Как-то в полдень взорвался котел небольшого грузоподъемника. В стене цеха пробило дыру, но никто не пострадал. Фич позвал остальных к отверстию и встал рядом с ним, насмешливо глядя на Морфи. Вошел управляющий Кэрри.
— Каждый сезон что-то происходит! — посетовал он. — Слава Богу, на сей раз не так скверно, а то в прошлом году рухнула крыша, кучу народу подавило.
Фич перестал усмехаться и вернулся к работе.
Через две ночи над консервной фабрикой разразилась гроза. Уже первые раскаты грома разбудили Фича. Он натянул брюки, надел башмаки и рубашку и выбрался наружу. С севера на бараки надвигались иссиня-черные тучи. Фич шел им навстречу, покуда мрачное пятно облаков не повисло прямо у него над головой, а грудь не начала вздыматься и опадать, подчиняясь какому-то мощному ритму.
Коротышка застыл, стоя на небольшом холмике между рощей и одиноким деревом. Он неестественно выпрямился, раскинул руки в стороны и обратил лицо ввысь. Дождь — жирные капли, скорее, низвергались с неба, нежели накрапывали, — обрушивался на его лицо. Причудливые вспышки яркого света озаряли землю и деревья, бараки и человека. Гром, порождение невероятно могучей стихии, превосходившей по своей силе все на этой земле, грохотал, грохотал, грохотал — одни раскаты тонули в других, еще более оглушительных, звучавших в унисон ослепительным огненным вспышкам.
Фич по-прежнему стоял на холмике — толстый недомерок, укрытый от посторонних взглядов не только деревом, но и подлеском; маленький человечек с вздернутым носом, нацеленным в самое средоточие бури. В его глазах отражался ужас, когда он не моргал и не зажмуривался, даже не пытаясь увернуться от жирных капель. Он громко говорил, но из-за грома его слов не было слышно. Фич обращался прямо к буре, в течение чуть ли не получаса безостановочно проклиная имя Господа; изрыгая чудовищные богохульства, но — с мольбой в голосе.
Буря сместилась ниже, к реке.
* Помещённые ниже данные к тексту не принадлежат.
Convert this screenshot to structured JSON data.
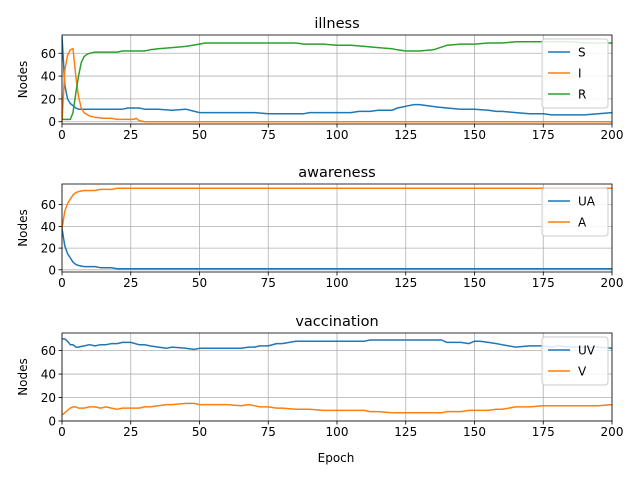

Фич вернулся в свой барак, где всю ночь пролежал не смыкая глаз и содрогаясь от холода в промокшей насквозь одежде. Он ждал.
Однако ничего не произошло.
Теперь, когда Фич работал, он шепотом разговаривал сам с собой. Однажды Кэрри, распекая его за перегрев банки с томатами, трижды окрикнул его, пока тот не услыхал управляющего. Коротышка почти перестал спать. Находясь в бараке, Фич или беспокойно метался в постели, или лежал, напряженно замерев и уставившись в темноту, пока минуты тянулись одна за другой. Он часто выходил на улицу, чтобы побродить среди строений, с надеждой всматриваясь в любую тень, отбрасываемую домом или сараем, что встречались ему по пути.